Washington University urologists at Barnes-Jewish Hospital use Blue Light Cystoscopy (BLC™) with Cysview® for detection of bladder cancer, which detects occult tumors that are often missed by standard white light cystoscopy. Bladder cancer is the fifth most common cancer for both sexes, with 81,000 cases and 17,000 deaths per year. About 50 to 80 percent of patients have recurrences.

“If that high a percentage of patients have recurrences, we must ask if it is because of a mutation or instability in the lining of the bladder, or if it is actually missed tumors that aren’t seen on the initial cystoscopy and then go on to grow?” adds urologist Zachary Smith. “If it’s the latter, this diagnostic tool will decrease that recurrence.”

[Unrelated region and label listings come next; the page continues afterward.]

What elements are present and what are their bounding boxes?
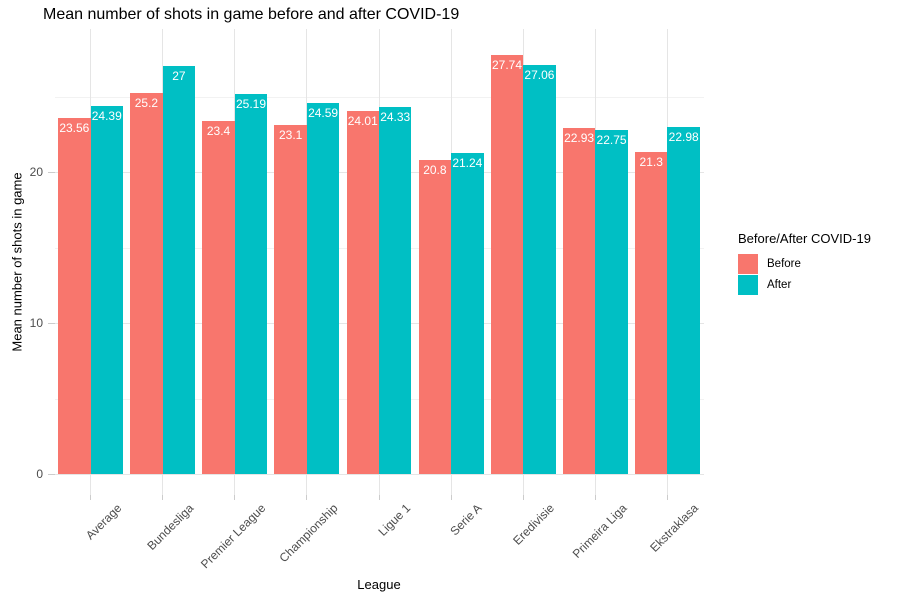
x-tick-label-primeira-liga: Primeira Liga xyxy=(569,501,630,561)
bar-after-average xyxy=(90,105,123,474)
bar-after-eredivisie xyxy=(523,65,556,474)
bar-label-before-primeira-liga: 22.93 xyxy=(564,130,595,145)
bar-label-after-premier-league: 25.19 xyxy=(235,96,266,111)
bar-after-ekstraklasa xyxy=(667,127,700,474)
legend-item-before: Before xyxy=(738,254,871,274)
legend-label-before: Before xyxy=(767,258,801,270)
x-tick-premier-league xyxy=(234,495,236,500)
y-tick-label-10: 10 xyxy=(29,316,43,330)
legend-swatch-before xyxy=(738,254,758,274)
x-tick-championship xyxy=(306,495,308,500)
bar-before-eredivisie xyxy=(490,55,524,474)
x-tick-eredivisie xyxy=(522,495,524,500)
x-tick-label-serie-a: Serie A xyxy=(447,501,486,539)
bar-label-after-primeira-liga: 22.75 xyxy=(596,133,627,148)
bar-label-before-bundesliga: 25.2 xyxy=(134,96,159,111)
bar-label-after-serie-a: 21.24 xyxy=(452,156,483,171)
bar-after-bundesliga xyxy=(162,66,196,474)
bar-label-after-ligue-1: 24.33 xyxy=(380,109,411,124)
bar-label-after-ekstraklasa: 22.98 xyxy=(668,130,699,144)
bar-label-before-ekstraklasa: 21.3 xyxy=(639,155,663,170)
bar-label-before-premier-league: 23.4 xyxy=(206,123,231,138)
bar-label-before-serie-a: 20.8 xyxy=(423,162,447,177)
x-tick-label-bundesliga: Bundesliga xyxy=(144,501,197,553)
bar-label-before-championship: 23.1 xyxy=(278,128,303,143)
bar-before-average xyxy=(58,118,91,474)
y-tick-label-0: 0 xyxy=(36,467,43,481)
legend-item-after: After xyxy=(738,275,871,295)
bar-after-ligue-1 xyxy=(379,106,412,474)
legend-label-after: After xyxy=(767,279,792,291)
bar-label-after-average: 24.39 xyxy=(91,108,122,123)
y-tick-20 xyxy=(47,172,55,173)
x-tick-label-premier-league: Premier League xyxy=(198,501,269,572)
bar-before-ekstraklasa xyxy=(634,152,668,474)
bar-before-primeira-liga xyxy=(562,127,596,474)
bar-label-after-eredivisie: 27.06 xyxy=(524,68,555,83)
x-axis-title: League xyxy=(357,577,401,592)
chart-title: Mean number of shots in game before and … xyxy=(43,6,460,23)
bar-before-bundesliga xyxy=(130,93,163,474)
y-tick-0 xyxy=(47,474,55,475)
x-tick-label-championship: Championship xyxy=(276,501,341,566)
bar-label-before-average: 23.56 xyxy=(59,121,90,136)
x-tick-label-average: Average xyxy=(83,501,125,543)
bar-label-after-bundesliga: 27 xyxy=(172,69,186,84)
legend: Before/After COVID-19 Before After xyxy=(738,231,871,296)
bar-after-championship xyxy=(306,102,340,474)
bar-label-before-ligue-1: 24.01 xyxy=(347,114,378,129)
x-tick-serie-a xyxy=(450,495,452,500)
bar-before-ligue-1 xyxy=(346,111,379,474)
bar-before-championship xyxy=(274,125,307,474)
bar-label-before-eredivisie: 27.74 xyxy=(491,58,522,73)
bar-after-premier-league xyxy=(234,93,268,474)
x-tick-ekstraklasa xyxy=(666,495,668,500)
x-tick-label-ligue-1: Ligue 1 xyxy=(375,501,413,539)
y-tick-10 xyxy=(47,323,55,324)
x-tick-ligue-1 xyxy=(378,495,380,500)
bar-label-after-championship: 24.59 xyxy=(308,105,339,120)
x-tick-label-eredivisie: Eredivisie xyxy=(510,501,558,548)
x-tick-bundesliga xyxy=(162,495,164,500)
legend-swatch-after xyxy=(738,275,758,295)
y-tick-label-20: 20 xyxy=(29,165,43,179)
bar-before-serie-a xyxy=(418,159,452,474)
legend-title: Before/After COVID-19 xyxy=(738,231,871,246)
bar-after-primeira-liga xyxy=(595,130,628,474)
bar-before-premier-league xyxy=(202,120,235,474)
bar-after-serie-a xyxy=(451,153,484,474)
x-tick-label-ekstraklasa: Ekstraklasa xyxy=(647,501,702,555)
x-tick-primeira-liga xyxy=(594,495,596,500)
x-tick-average xyxy=(90,495,92,500)
plot-panel: 23.56 25.2 23.4 23.1 24.01 20.8 27.74 22.93 21.3… xyxy=(54,29,704,495)
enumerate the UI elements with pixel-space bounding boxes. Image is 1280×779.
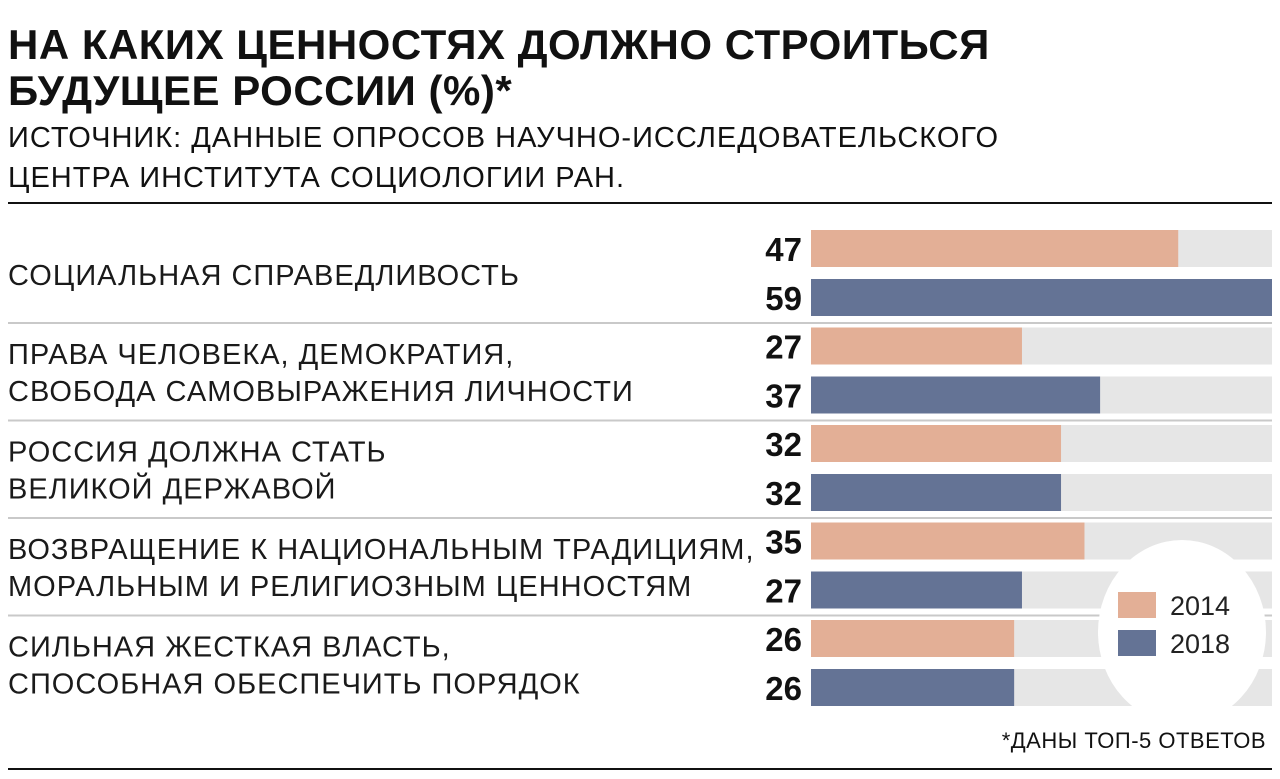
bar-2018: [811, 571, 1022, 609]
legend-label-2014: 2014: [1170, 591, 1230, 621]
subtitle-line-1: ИСТОЧНИК: ДАННЫЕ ОПРОСОВ НАУЧНО-ИССЛЕДОВ…: [8, 122, 1000, 154]
legend-label-2018: 2018: [1170, 629, 1230, 659]
category-label: ВОЗВРАЩЕНИЕ К НАЦИОНАЛЬНЫМ ТРАДИЦИЯМ,: [8, 534, 755, 566]
bar-2018: [811, 376, 1101, 414]
bar-2018: [811, 474, 1062, 511]
value-label-2014: 26: [765, 621, 802, 658]
bar-2014: [811, 327, 1022, 365]
chart-subtitle: ИСТОЧНИК: ДАННЫЕ ОПРОСОВ НАУЧНО-ИССЛЕДОВ…: [8, 118, 1268, 198]
value-label-2018: 59: [765, 280, 802, 317]
category-label: ВЕЛИКОЙ ДЕРЖАВОЙ: [8, 472, 337, 506]
bar-2014: [811, 230, 1179, 267]
bar-2014: [811, 522, 1085, 560]
top-rule: [8, 202, 1272, 204]
legend-background: [1098, 540, 1266, 724]
category-label: СВОБОДА САМОВЫРАЖЕНИЯ ЛИЧНОСТИ: [8, 376, 634, 408]
value-label-2014: 47: [765, 231, 802, 268]
category-label: ПРАВА ЧЕЛОВЕКА, ДЕМОКРАТИЯ,: [8, 339, 514, 371]
value-label-2018: 37: [765, 378, 802, 415]
category-label: РОССИЯ ДОЛЖНА СТАТЬ: [8, 437, 387, 469]
footnote: *ДАНЫ ТОП-5 ОТВЕТОВ: [1001, 728, 1266, 753]
bar-2018: [811, 279, 1272, 316]
bar-2014: [811, 620, 1015, 657]
legend-swatch-2014: [1118, 592, 1156, 618]
title-line-1: НА КАКИХ ЦЕННОСТЯХ ДОЛЖНО СТРОИТЬСЯ: [8, 21, 990, 68]
legend-swatch-2018: [1118, 630, 1156, 656]
category-label: СОЦИАЛЬНАЯ СПРАВЕДЛИВОСТЬ: [8, 260, 520, 292]
subtitle-line-2: ЦЕНТРА ИНСТИТУТА СОЦИОЛОГИИ РАН.: [8, 162, 626, 194]
value-label-2018: 26: [765, 670, 802, 707]
chart-title: НА КАКИХ ЦЕННОСТЯХ ДОЛЖНО СТРОИТЬСЯ БУДУ…: [8, 22, 1268, 114]
value-label-2014: 35: [765, 524, 802, 561]
value-label-2018: 32: [765, 475, 802, 512]
category-label: СИЛЬНАЯ ЖЕСТКАЯ ВЛАСТЬ,: [8, 632, 451, 664]
value-label-2014: 27: [765, 329, 802, 366]
title-line-2: БУДУЩЕЕ РОССИИ (%)*: [8, 67, 513, 114]
bar-2014: [811, 425, 1062, 462]
category-label: СПОСОБНАЯ ОБЕСПЕЧИТЬ ПОРЯДОК: [8, 669, 581, 701]
category-label: МОРАЛЬНЫМ И РЕЛИГИОЗНЫМ ЦЕННОСТЯМ: [8, 571, 692, 603]
bar-2018: [811, 669, 1015, 706]
bottom-rule: [8, 768, 1272, 770]
value-label-2014: 32: [765, 426, 802, 463]
value-label-2018: 27: [765, 573, 802, 610]
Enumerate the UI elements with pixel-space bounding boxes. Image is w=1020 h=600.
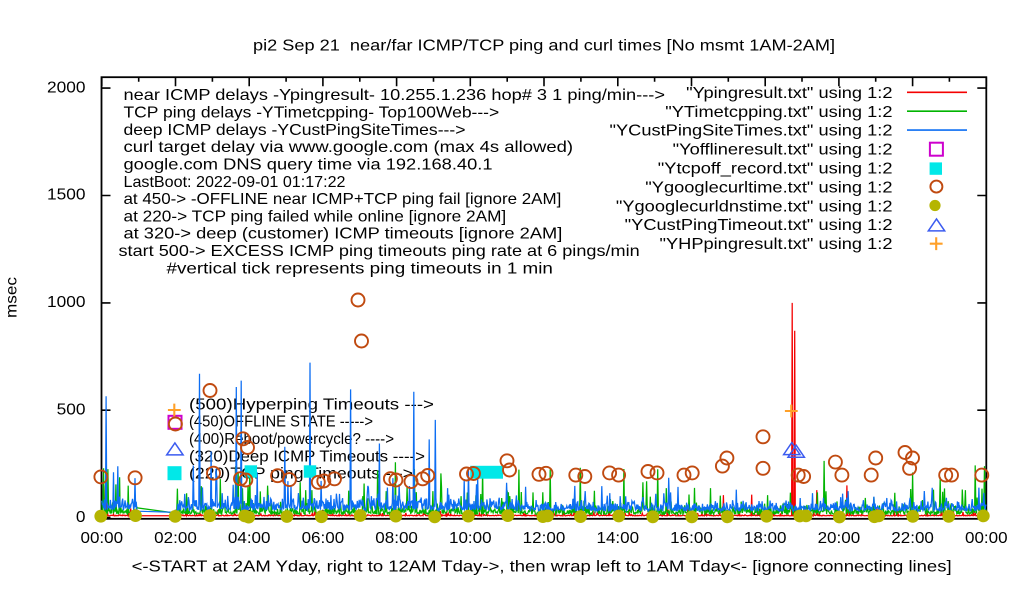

Before the procedure, the imaging drug Cysview® is instilled in the bladder. Cysview® penetrates the cellular membrane of cancer cells, and enzymes metabolize the drug, leading to an accumulation of protoporphyrin IX (PpIX). With levels of PpIX up to 10 times greater in neoplastic cells, the blue fluorescence causes cancers cells to glow in a light pink color.

Phase III studies using BLC™ and Cysview® demonstrated statistically significant improvement in the detection of papillary tumors and carcinoma in-situ, as well as a significant reduction in recurrence rates.

“Ultimately, patients win here because they undergo fewer procedures and biopsies since we find the tumors all at one time,” says Smith.